Friday, April 26, 2013

That Madwoman on The School Corner


I don't want to bring you down, but some kids aren't teachable. They can't learn the things we want them to learn. No amount of testing or Common Coring or free and reduced lunching is going to help. They can't learn. They aren't going to be successful. They are going to fail and be a drag on society. I know this because many of them pass through my classroom, a last stop on their way out of the school system.

Yesterday, outside my daughters' school, a parent was ranting and raving about the teachers at our kids' school. Turns out that, after the testing has ended for the day, some of the teachers are showing the kids movies. "As if there isn't more to be learned!" says the raving lunatic parent who is also swearing herself silly while my sixth-grade daughter listens. (On the ride home she asks, why was that woman yelling and I patiently explain that she is a lunatic who hasn't thought of anyone but herself in thirty years. It may come out more as, "she was a little worked up about something," but I think my daughter reads between the lines.)

Some kids, as the movies are playing, are misbehaving. This is what the lunatic mother is going on about. She wants the teachers to "clamp down" on this kind of behavior and get back to teaching. "These teachers!" she exclaims, her breath huffing, her hands upraised, and her eyebrows arched.

Yeah. Those teachers. It's as if they are burned out at the end of this second week of testing. It's as if they are demoralized. It's as if they have forgotten that their only concern in this world is to watch the lunatic mother's kids. I mean, really.

But here's the thing: in each of my daughters' grades there are three classes. The kids in those grades could very easily be grouped as high, medium, and low achieving. That's exactly what has been done in my sixth-grader's classes. She is in the high-achieving group because she is smart, well-behaved, and good at school. We could rename the groups as smart, passable, and stupid or maybe as likely, hopeful, and hopeless. Whatever we call them, there are often these three types of kids in a school.

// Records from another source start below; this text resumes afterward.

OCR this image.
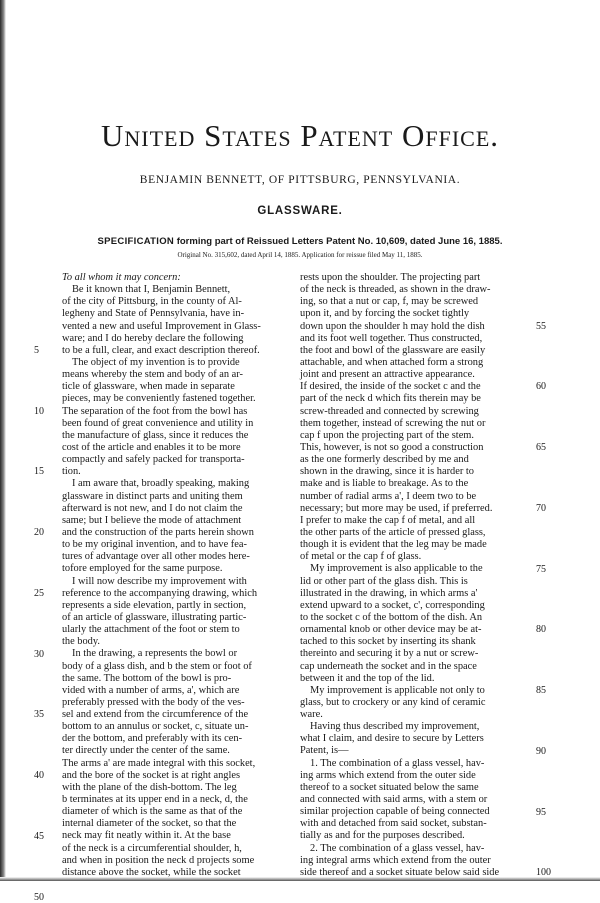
United States Patent Office.
BENJAMIN BENNETT, OF PITTSBURG, PENNSYLVANIA.
GLASSWARE.
SPECIFICATION forming part of Reissued Letters Patent No. 10,609, dated June 16, 1885.
Original No. 315,602, dated April 14, 1885. Application for reissue filed May 11, 1885.
To all whom it may concern:
Be it known that I, Benjamin Bennett,
of the city of Pittsburg, in the county of Al-
legheny and State of Pennsylvania, have in-
vented a new and useful Improvement in Glass-
ware; and I do hereby declare the following
to be a full, clear, and exact description thereof.
The object of my invention is to provide
means whereby the stem and body of an ar-
ticle of glassware, when made in separate
pieces, may be conveniently fastened together.
The separation of the foot from the bowl has
been found of great convenience and utility in
the manufacture of glass, since it reduces the
cost of the article and enables it to be more
compactly and safely packed for transporta-
tion.
I am aware that, broadly speaking, making
glassware in distinct parts and uniting them
afterward is not new, and I do not claim the
same; but I believe the mode of attachment
and the construction of the parts herein shown
to be my original invention, and to have fea-
tures of advantage over all other modes here-
tofore employed for the same purpose.
I will now describe my improvement with
reference to the accompanying drawing, which
represents a side elevation, partly in section,
of an article of glassware, illustrating partic-
ularly the attachment of the foot or stem to
the body.
In the drawing, a represents the bowl or
body of a glass dish, and b the stem or foot of
the same. The bottom of the bowl is pro-
vided with a number of arms, a', which are
preferably pressed with the body of the ves-
sel and extend from the circumference of the
bottom to an annulus or socket, c, situate un-
der the bottom, and preferably with its cen-
ter directly under the center of the same.
The arms a' are made integral with this socket,
and the bore of the socket is at right angles
with the plane of the dish-bottom. The leg
b terminates at its upper end in a neck, d, the
diameter of which is the same as that of the
internal diameter of the socket, so that the
neck may fit neatly within it. At the base
of the neck is a circumferential shoulder, h,
and when in position the neck d projects some
distance above the socket, while the socket
rests upon the shoulder. The projecting part
of the neck is threaded, as shown in the draw-
ing, so that a nut or cap, f, may be screwed
upon it, and by forcing the socket tightly
down upon the shoulder h may hold the dish
and its foot well together. Thus constructed,
the foot and bowl of the glassware are easily
attachable, and when attached form a strong
joint and present an attractive appearance.
If desired, the inside of the socket c and the
part of the neck d which fits therein may be
screw-threaded and connected by screwing
them together, instead of screwing the nut or
cap f upon the projecting part of the stem.
This, however, is not so good a construction
as the one formerly described by me and
shown in the drawing, since it is harder to
make and is liable to breakage. As to the
number of radial arms a', I deem two to be
necessary; but more may be used, if preferred.
I prefer to make the cap f of metal, and all
the other parts of the article of pressed glass,
though it is evident that the leg may be made
of metal or the cap f of glass.
My improvement is also applicable to the
lid or other part of the glass dish. This is
illustrated in the drawing, in which arms a'
extend upward to a socket, c', corresponding
to the socket c of the bottom of the dish. An
ornamental knob or other device may be at-
tached to this socket by inserting its shank
thereinto and securing it by a nut or screw-
cap underneath the socket and in the space
between it and the top of the lid.
My improvement is applicable not only to
glass, but to crockery or any kind of ceramic
ware.
Having thus described my improvement,
what I claim, and desire to secure by Letters
Patent, is—
1. The combination of a glass vessel, hav-
ing arms which extend from the outer side
thereof to a socket situated below the same
and connected with said arms, with a stem or
similar projection capable of being connected
with and detached from said socket, substan-
tially as and for the purposes described.
2. The combination of a glass vessel, hav-
ing integral arms which extend from the outer
side thereof and a socket situate below said side
5
10
15
20
25
30
35
40
45
50
55
60
65
70
75
80
85
90
95
100
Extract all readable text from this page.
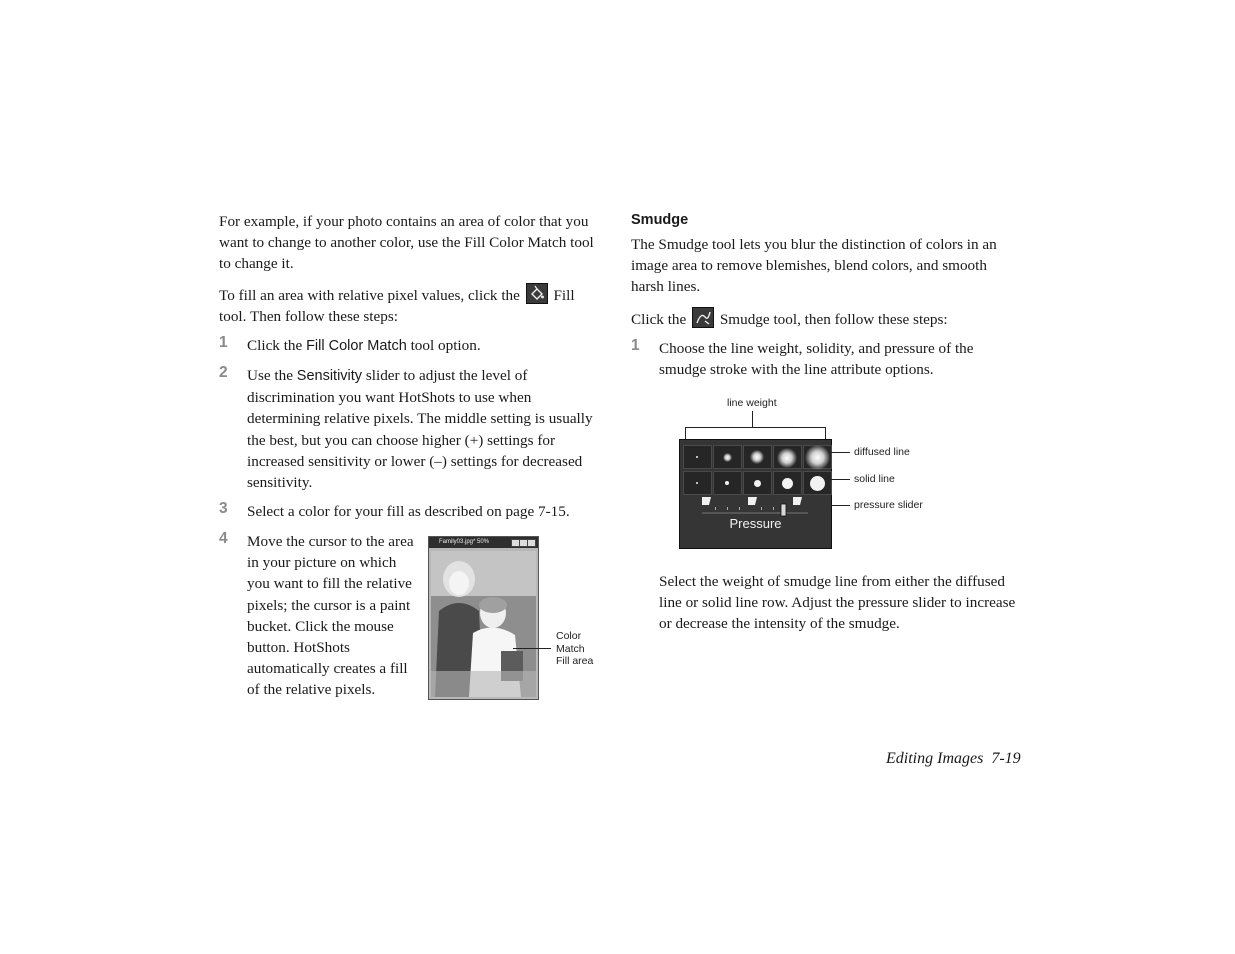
For example, if your photo contains an area of color that you want to change to another color, use the Fill Color Match tool to change it.

To fill an area with relative pixel values, click the Fill tool. Then follow these steps:

1 Click the Fill Color Match tool option.

2 Use the Sensitivity slider to adjust the level of discrimination you want HotShots to use when determining relative pixels. The middle setting is usually the best, but you can choose higher (+) settings for increased sensitivity or lower (–) settings for decreased sensitivity.

3 Select a color for your fill as described on page 7-15.

4 Move the cursor to the area in your picture on which you want to fill the relative pixels; the cursor is a paint bucket. Click the mouse button. HotShots automatically creates a fill of the relative pixels.

Family03.jpg* 50%
Color
Match
Fill area
Smudge

The Smudge tool lets you blur the distinction of colors in an image area to remove blemishes, blend colors, and smooth harsh lines.

Click the Smudge tool, then follow these steps:

1 Choose the line weight, solidity, and pressure of the smudge stroke with the line attribute options.

line weight
Pressure
diffused line
solid line
pressure slider

Select the weight of smudge line from either the diffused line or solid line row. Adjust the pressure slider to increase or decrease the intensity of the smudge.

Editing Images 7-19
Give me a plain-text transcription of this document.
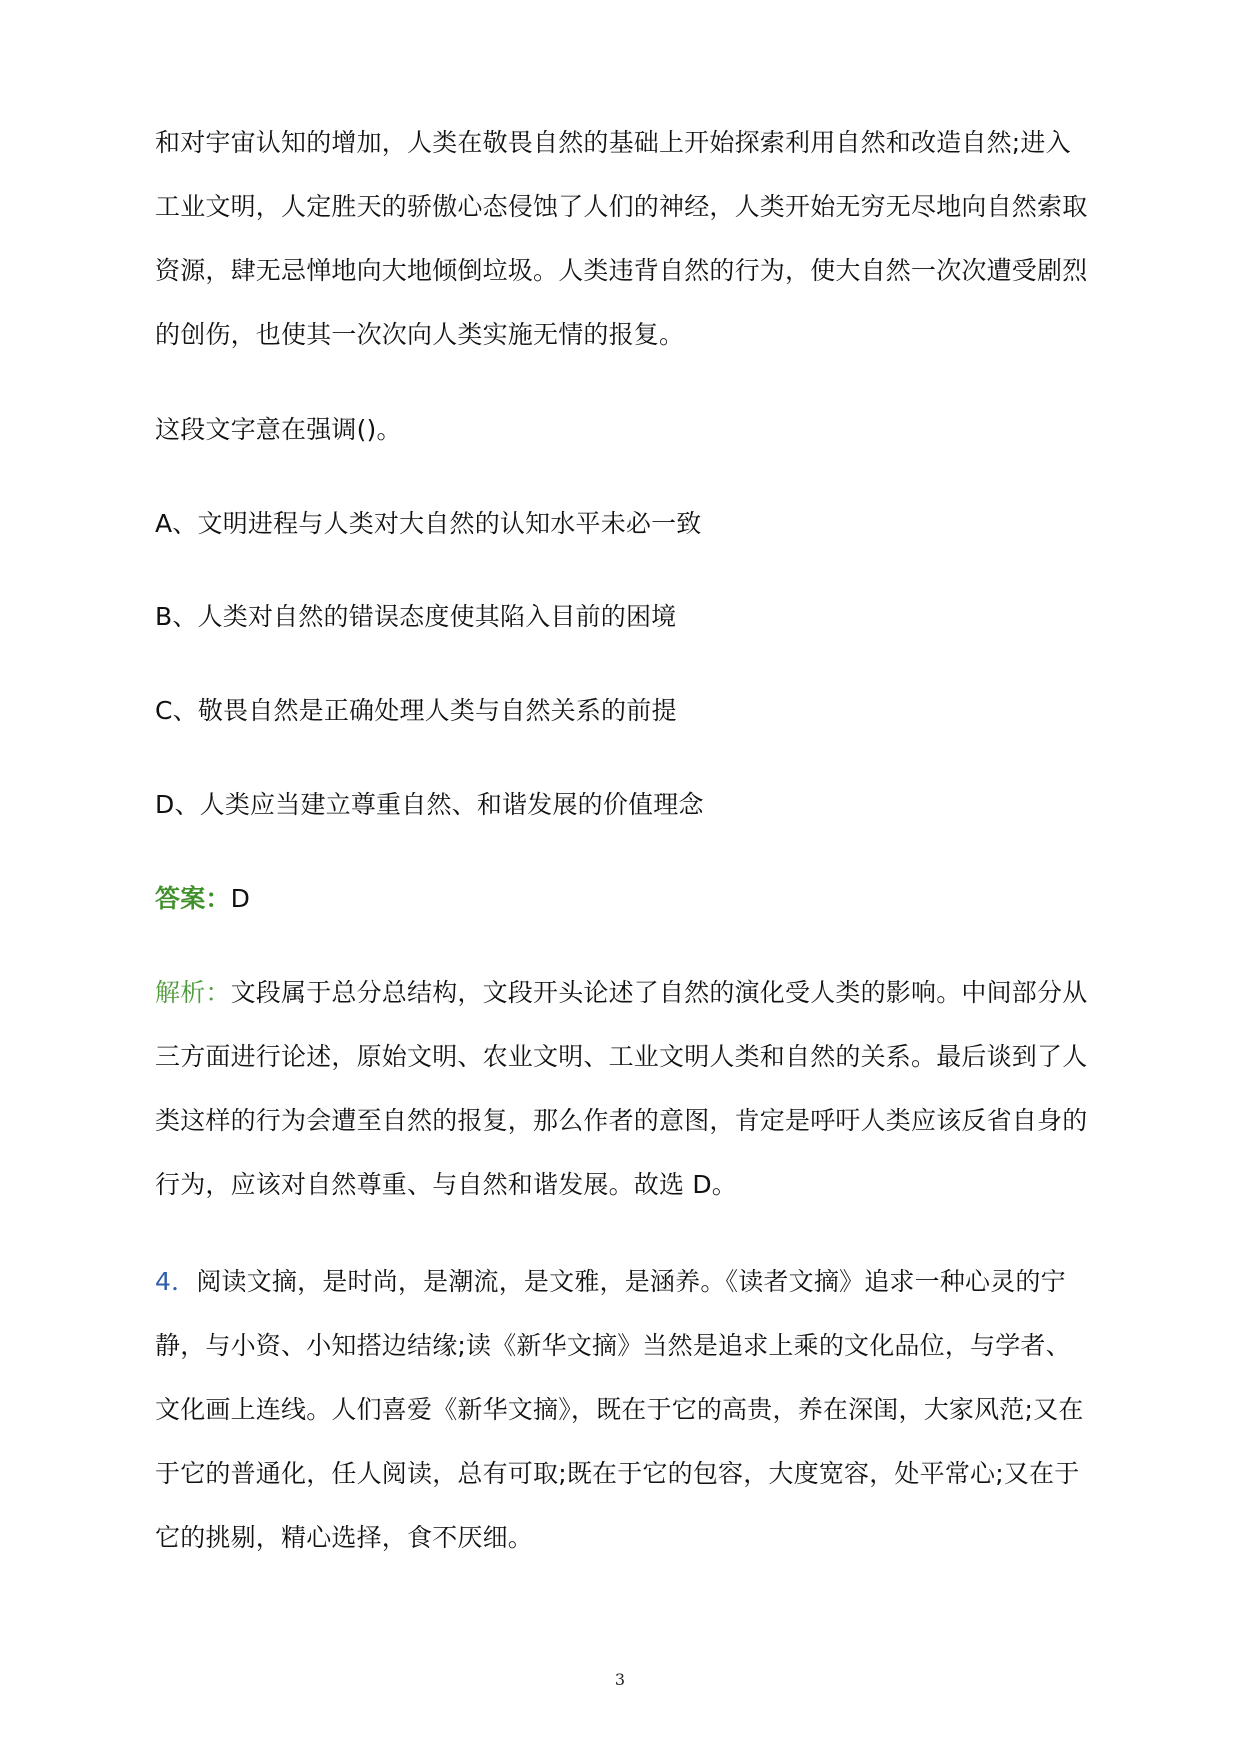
和对宇宙认知的增加，人类在敬畏自然的基础上开始探索利用自然和改造自然;进入工业文明，人定胜天的骄傲心态侵蚀了人们的神经，人类开始无穷无尽地向自然索取资源，肆无忌惮地向大地倾倒垃圾。人类违背自然的行为，使大自然一次次遭受剧烈的创伤，也使其一次次向人类实施无情的报复。

这段文字意在强调()。

A、文明进程与人类对大自然的认知水平未必一致

B、人类对自然的错误态度使其陷入目前的困境

C、敬畏自然是正确处理人类与自然关系的前提

D、人类应当建立尊重自然、和谐发展的价值理念

答案：D

解析：文段属于总分总结构，文段开头论述了自然的演化受人类的影响。中间部分从三方面进行论述，原始文明、农业文明、工业文明人类和自然的关系。最后谈到了人类这样的行为会遭至自然的报复，那么作者的意图，肯定是呼吁人类应该反省自身的行为，应该对自然尊重、与自然和谐发展。故选 D。

4．阅读文摘，是时尚，是潮流，是文雅，是涵养。《读者文摘》追求一种心灵的宁静，与小资、小知搭边结缘;读《新华文摘》当然是追求上乘的文化品位，与学者、文化画上连线。人们喜爱《新华文摘》，既在于它的高贵，养在深闺，大家风范;又在于它的普通化，任人阅读，总有可取;既在于它的包容，大度宽容，处平常心;又在于它的挑剔，精心选择，食不厌细。

3
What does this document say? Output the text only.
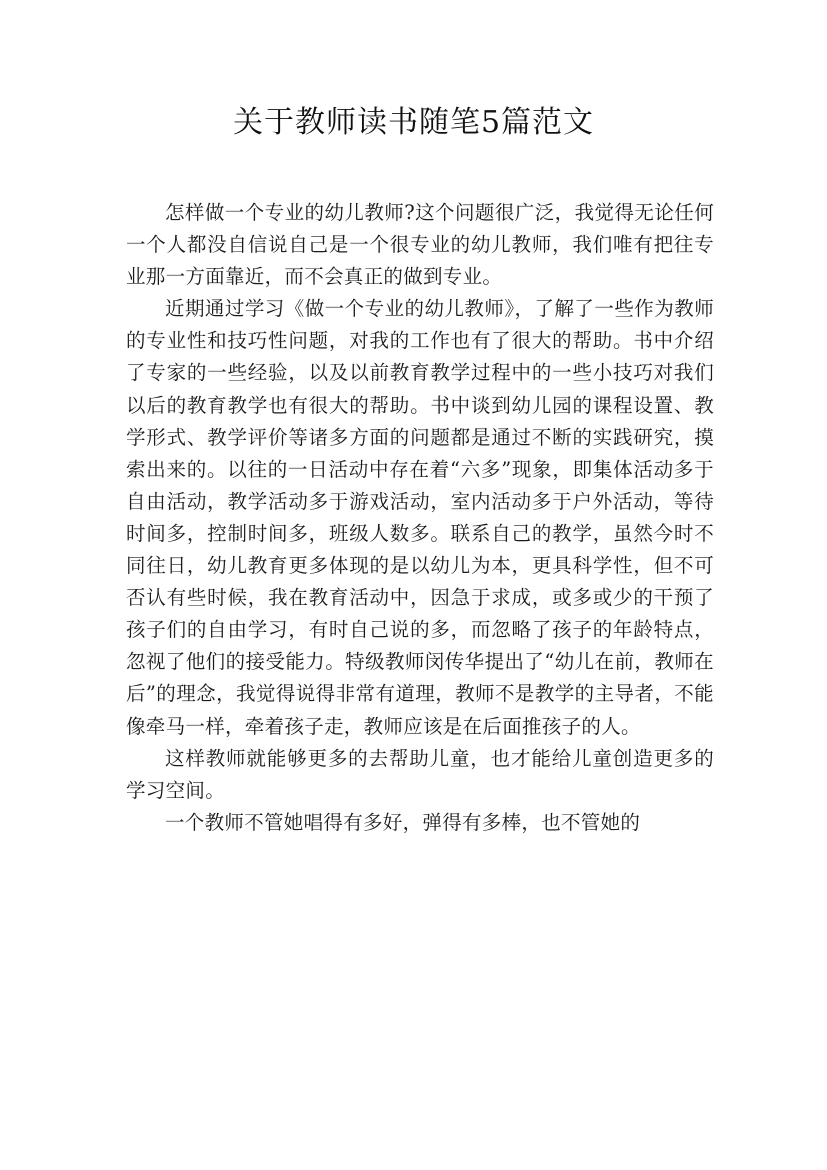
关于教师读书随笔5篇范文

怎样做一个专业的幼儿教师?这个问题很广泛，我觉得无论任何一个人都没自信说自己是一个很专业的幼儿教师，我们唯有把往专业那一方面靠近，而不会真正的做到专业。

近期通过学习《做一个专业的幼儿教师》，了解了一些作为教师的专业性和技巧性问题，对我的工作也有了很大的帮助。书中介绍了专家的一些经验，以及以前教育教学过程中的一些小技巧对我们以后的教育教学也有很大的帮助。书中谈到幼儿园的课程设置、教学形式、教学评价等诸多方面的问题都是通过不断的实践研究，摸索出来的。以往的一日活动中存在着“六多”现象，即集体活动多于自由活动，教学活动多于游戏活动，室内活动多于户外活动，等待时间多，控制时间多，班级人数多。联系自己的教学，虽然今时不同往日，幼儿教育更多体现的是以幼儿为本，更具科学性，但不可否认有些时候，我在教育活动中，因急于求成，或多或少的干预了孩子们的自由学习，有时自己说的多，而忽略了孩子的年龄特点，忽视了他们的接受能力。特级教师闵传华提出了“幼儿在前，教师在后”的理念，我觉得说得非常有道理，教师不是教学的主导者，不能像牵马一样，牵着孩子走，教师应该是在后面推孩子的人。

这样教师就能够更多的去帮助儿童，也才能给儿童创造更多的学习空间。

一个教师不管她唱得有多好，弹得有多棒，也不管她的
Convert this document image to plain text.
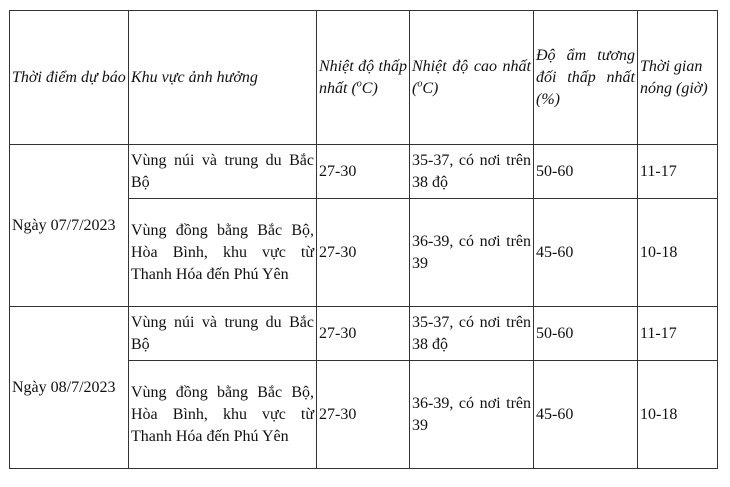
Thời điểm dự báo	Khu vực ảnh hưởng	Nhiệt độ thấp nhất ($^o$C)	Nhiệt độ cao nhất ($^o$C)	Độ ẩm tương đối thấp nhất (%)	Thời gian nóng (giờ)
Ngày 07/7/2023	Vùng núi và trung du Bắc Bộ	27-30	35-37, có nơi trên 38 độ	50-60	11-17
	Vùng đồng bằng Bắc Bộ, Hòa Bình, khu vực từ Thanh Hóa đến Phú Yên	27-30	36-39, có nơi trên 39	45-60	10-18
Ngày 08/7/2023	Vùng núi và trung du Bắc Bộ	27-30	35-37, có nơi trên 38 độ	50-60	11-17
	Vùng đồng bằng Bắc Bộ, Hòa Bình, khu vực từ Thanh Hóa đến Phú Yên	27-30	36-39, có nơi trên 39	45-60	10-18
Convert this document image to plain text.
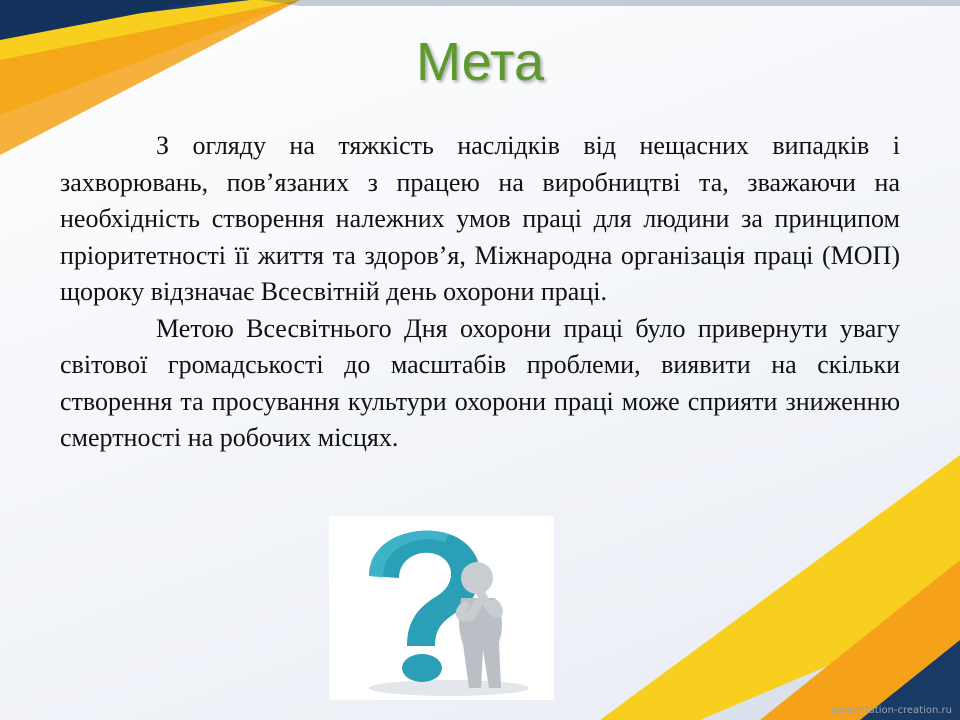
Мета

З огляду на тяжкість наслідків від нещасних випадків і захворювань, пов’язаних з працею на виробництві та, зважаючи на необхідність створення належних умов праці для людини за принципом пріоритетності її життя та здоров’я, Міжнародна організація праці (МОП) щороку відзначає Всесвітній день охорони праці.

Метою Всесвітнього Дня охорони праці було привернути увагу світової громадськості до масштабів проблеми, виявити на скільки створення та просування культури охорони праці може сприяти зниженню смертності на робочих місцях.

presentation-creation.ru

The teachers are worn out by the kids at the low end of the scale. It's not that those kids are worthless. It's instead that they take up most of the teachers' energies. This is where the discipline comes in. This is also where the bad grades are. And it's these kids who will, more than any other group, put the teachers' jobs in danger.

All because they can't learn.

There are reasons. They don't have parents supporting their education. So they don't do homework. So they don't understand what's going on. Raising the "standards" just puts them further behind. They also come from poverty and poverty is a town almost no one ever leaves. People born into poverty stay in poverty. And poverty has a way of making people angry. It has a way of making people distrust authority. A kid who lives in shit, acts like shit. This is a truth of schooling that isn't said often, but it's true.

So, the lunatic mother on the corner swearing at the world about "those teachers" really ought to get her ass back in her luxury sport utility and drive her kid to the private school she can afford. That or she should go in to volunteer her time at the school working with the kids who stay after because they don't have any place good to go. Instead of complaining to the principal about a movie, she should get involved with raising money for the school to refurbish the bathrooms and make the school a building kids can be proud of.

And she should stop swearing around my kid.

There are a thousand things wrong with my daughters' school. The teachers aren't perfect and neither is the administration. Even the good kids do stupid things time to time because they happen to be kids. And the parents sometimes stand on the corner ranting and raving because they don't know what else to do.

The core of the problem though is that there are kids who can't learn and don't have any idea why they are there at school. Because they are so bad at school, they do anything but school stuff. They cause trouble and make it tough for everyone. So far there doesn't seem to be any solution being offered to work on this problem. I haven't thought of one yet either, but I'm still working on it. It's something to think about as I write on.